KeyForge as a whole contains seven “houses”, and within each house there are many different cards with different abilities. Each deck contains three of the possible seven houses, and then a number of cards of each house, making up a total of 37 cards. Some of the cards in your deck will be exactly the same as in other decks, and certainly some, if not all, of the houses in your deck will match the houses of another deck. However, the exact combination of cards will be unique to your deck – no other deck in existence now, or printed in the future, will have this unique combination of cards.
Additionally, each deck has a unique name and logo, which are printed on the back of every card. That is important because it means you can’t simply by a few different decks to create your own, new, custom deck. We are also told that you won’t be able to by booster packs or other cards to customize your deck. The deck you buy is the deck you keep and play with, which is unlike existing collectible card games where you can spend as much money as you want to create a deck that really suits you or that is amazingly powerful.

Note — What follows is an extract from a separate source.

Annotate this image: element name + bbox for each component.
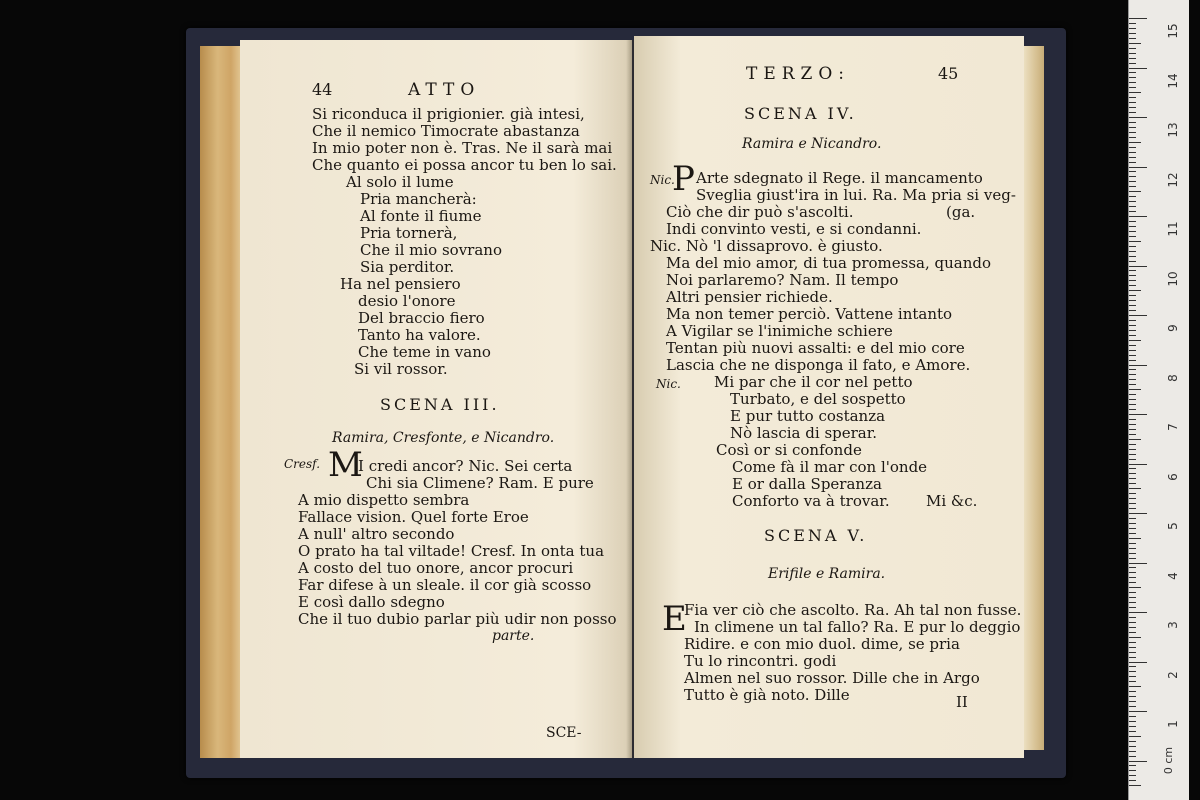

The jury is still out, but Richard Garfield has designed the game with the aim that all decks are pretty well balanced. There is a handicap mechanism though, which allows people to deal with any decks that are particularly powerful. In fact, there is also the possibily that these handicaps could be different depending on what two specific decks are played against each other. So even though one deck may generally be average, it might be really powerful against a handful of other decks, in which case a handicap is applied, but not otherwise.
For a lot of traditional collectible card game enthusiasts KeyForge is a new beast, and may not be something they like, because they will want to be able to customize their deck to their playing style. However, KeyForge is perfect for players, like myself, who love card games, but don’t want to spend days on end buying booster packs and add-on cards, or trade with friends, and puzzle together the perfect deck, whatever that might be. You buy a deck and you play with it. If you really don’t like your deck, then you can still spend money to buy a new one. The cost of a deck is relatively small.

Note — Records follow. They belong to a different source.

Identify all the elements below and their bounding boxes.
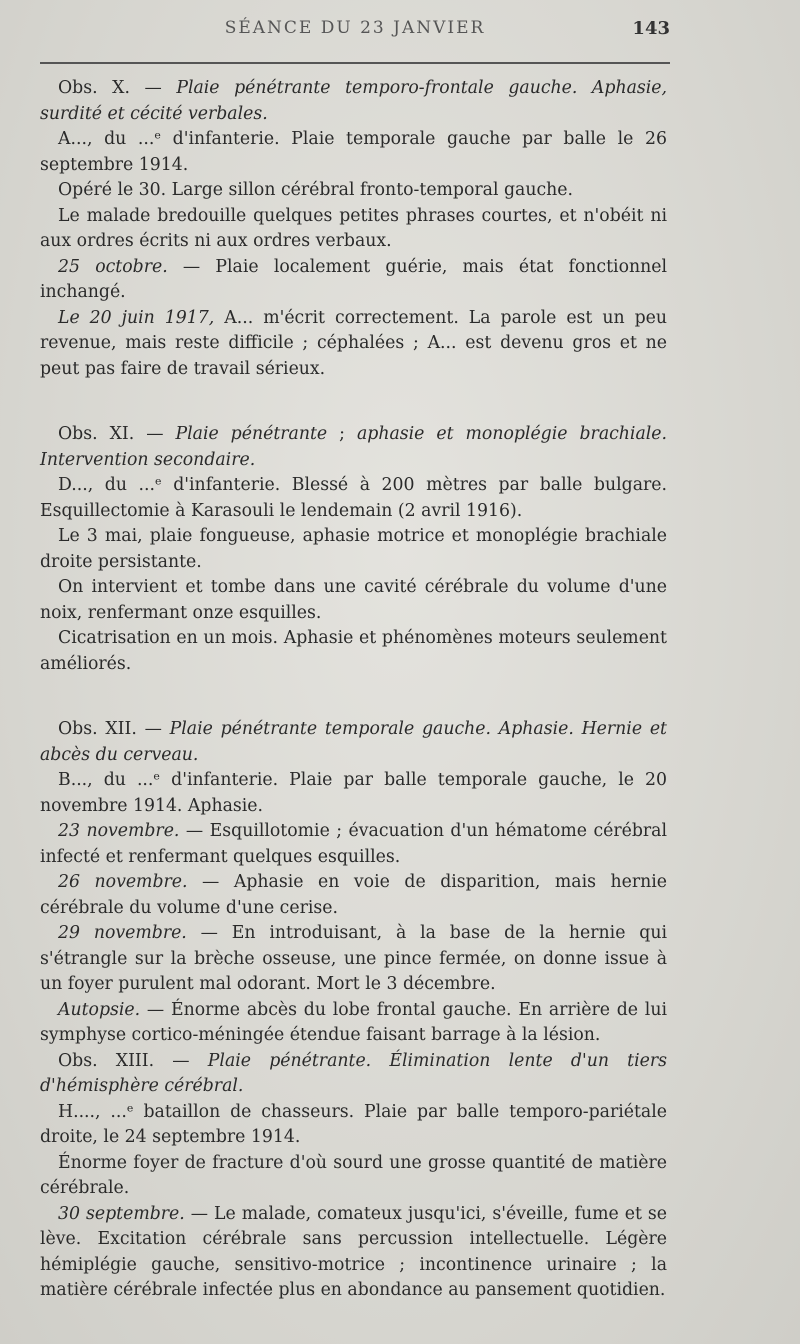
obs-x-paragraph bbox=[40, 255, 667, 306]
obs-xi-paragraph: Cicatrisation en un mois. Aphasie et phénomènes moteurs seulement améliorés. bbox=[40, 628, 667, 674]
obs-xii-paragraph bbox=[40, 819, 667, 870]
obs-xiii-paragraph: Énorme foyer de fracture d'où sourd une grosse quantité de matière cérébrale. bbox=[40, 1152, 667, 1198]
obs-xii-paragraph bbox=[40, 870, 667, 921]
obs-xiii-paragraph: H...., ...ᵉ bataillon de chasseurs. Plaie par balle temporo-pariétale droite, le 24 septembre 1914. bbox=[40, 1101, 667, 1147]
obs-xiii-label: Obs. XIII. — bbox=[58, 1050, 208, 1071]
obs-xi-title-a: Plaie pénétrante bbox=[175, 424, 328, 444]
obs-xiii-date: 30 septembre. bbox=[58, 1203, 185, 1224]
obs-xi-paragraph: D..., du ...ᵉ d'infanterie. Blessé à 200 mètres par balle bulgare. Esquillectomie à Karasouli le lendemain (2 avril 1916). bbox=[40, 475, 667, 521]
obs-xi-title-b: aphasie et monoplégie brachiale. Intervention secondaire. bbox=[40, 424, 668, 470]
obs-x-date: 25 octobre. bbox=[58, 256, 168, 277]
page-number: 143 bbox=[632, 18, 670, 39]
obs-xii-date: 29 novembre. bbox=[58, 923, 187, 943]
obs-x-date: Le 20 juin 1917, bbox=[58, 307, 215, 328]
running-head: SÉANCE DU 23 JANVIER bbox=[224, 18, 486, 38]
page-body bbox=[40, 76, 667, 1304]
obs-xii-date: Autopsie. bbox=[58, 999, 141, 1020]
obs-xii-date: 26 novembre. bbox=[58, 872, 188, 892]
obs-xi-heading bbox=[40, 422, 667, 473]
page-header bbox=[40, 18, 670, 48]
obs-xii-text: — Esquillotomie ; évacuation d'un hématome cérébral infecté et renfermant quelques esquilles. bbox=[40, 821, 668, 867]
obs-x-paragraph: Le malade bredouille quelques petites phrases courtes, et n'obéit ni aux ordres écrits ni aux ordres verbaux. bbox=[40, 205, 667, 251]
obs-x-paragraph bbox=[40, 306, 667, 383]
obs-xii-text: — Énorme abcès du lobe frontal gauche. En arrière de lui symphyse cortico-méningée étendue faisant barrage à la lésion. bbox=[40, 999, 667, 1045]
obs-xii-heading bbox=[40, 717, 667, 768]
obs-x-paragraph: Opéré le 30. Large sillon cérébral fronto-temporal gauche. bbox=[58, 180, 574, 200]
obs-xi-paragraph: Le 3 mai, plaie fongueuse, aphasie motrice et monoplégie brachiale droite persistante. bbox=[40, 526, 667, 572]
obs-xii-text: — En introduisant, à la base de la hernie qui s'étrangle sur la brèche osseuse, une pince fermée, on donne issue à un foyer purulent mal odorant. Mort le 3 décembre. bbox=[40, 923, 667, 994]
obs-xii-title: Plaie pénétrante temporale gauche. Aphasie. Hernie et abcès du cerveau. bbox=[40, 719, 667, 765]
obs-x-paragraph: A..., du ...ᵉ d'infanterie. Plaie temporale gauche par balle le 26 septembre 1914. bbox=[40, 129, 667, 175]
obs-xii-date: 23 novembre. bbox=[58, 821, 180, 841]
obs-x-text: A... m'écrit correctement. La parole est un peu revenue, mais reste difficile ; céphalées ; A... est devenu gros et ne peut pas faire de travail sérieux. bbox=[40, 307, 668, 379]
obs-xi-label: Obs. XI. — bbox=[58, 424, 176, 444]
obs-xii-paragraph bbox=[40, 998, 667, 1049]
obs-xii-paragraph bbox=[40, 921, 667, 998]
obs-xii-paragraph: B..., du ...ᵉ d'infanterie. Plaie par balle temporale gauche, le 20 novembre 1914. Aphasie. bbox=[40, 770, 667, 816]
obs-xi-title-sep: ; bbox=[327, 424, 357, 444]
obs-xii-text: — Aphasie en voie de disparition, mais hernie cérébrale du volume d'une cerise. bbox=[40, 872, 668, 918]
obs-xiii-text: — Le malade, comateux jusqu'ici, s'éveille, fume et se lève. Excitation cérébrale sans percussion intellectuelle. Légère hémiplégie gauche, sensitivo-motrice ; incontinence urinaire ; la matière cérébrale infectée plus en abondance au pansement quotidien. bbox=[40, 1203, 667, 1300]
obs-xiii-title: Plaie pénétrante. Élimination lente d'un tiers d'hémisphère cérébral. bbox=[40, 1050, 667, 1096]
obs-xiii-heading bbox=[40, 1049, 667, 1100]
obs-x-title: Plaie pénétrante temporo-frontale gauche. Aphasie, surdité et cécité verbales. bbox=[40, 78, 667, 124]
obs-x-heading bbox=[40, 76, 667, 127]
obs-xiii-paragraph bbox=[40, 1202, 667, 1304]
obs-xii-label: Obs. XII. — bbox=[58, 719, 170, 739]
obs-x-text: — Plaie localement guérie, mais état fonctionnel inchangé. bbox=[40, 256, 667, 302]
obs-x-label: Obs. X. — bbox=[58, 78, 177, 98]
obs-xi-paragraph: On intervient et tombe dans une cavité cérébrale du volume d'une noix, renfermant onze esquilles. bbox=[40, 577, 667, 623]
header-rule bbox=[40, 62, 670, 64]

I ended up buying four decks, but not because I didn’t like the first three, but because it is the decks as a whole that are collectible, rather than individual cards. There is something enticing about buying a new deck and opening it up to see what name and logo you got, and what cards there are. I suppose it’s a similar appeal to buying a Kinder egg, except that you don’t get chocolate and a plastic toy, but a set of cards that you can play against a friend.
You can also use your deck and play it online against other people from around the world. Each deck comes with a unique code which you register on the KeyForge Master Vault website before importing it into The Crucible Online where you can then play it against others. In fact, you can do this with as many decks as you have. So you can practice before you play with friends.
The artwork of the game is also amazing and really fits the theme. In fact, each house has its own theme and having played my four decks with friends now, we had times where the house Mars behaved like the Martians in the film by the same name, not being very powerful individually, but swarming the battlefield and doing lots of little damage.
It’s a great, fun game and if you use your own tokens, download the rules PDF from the Fantasy Flight Games website, you don’t even need to buy the starter pack. So the cost of entry is really low and the more you play your deck, the more you will discover about how best to play it. I can highly recommend it.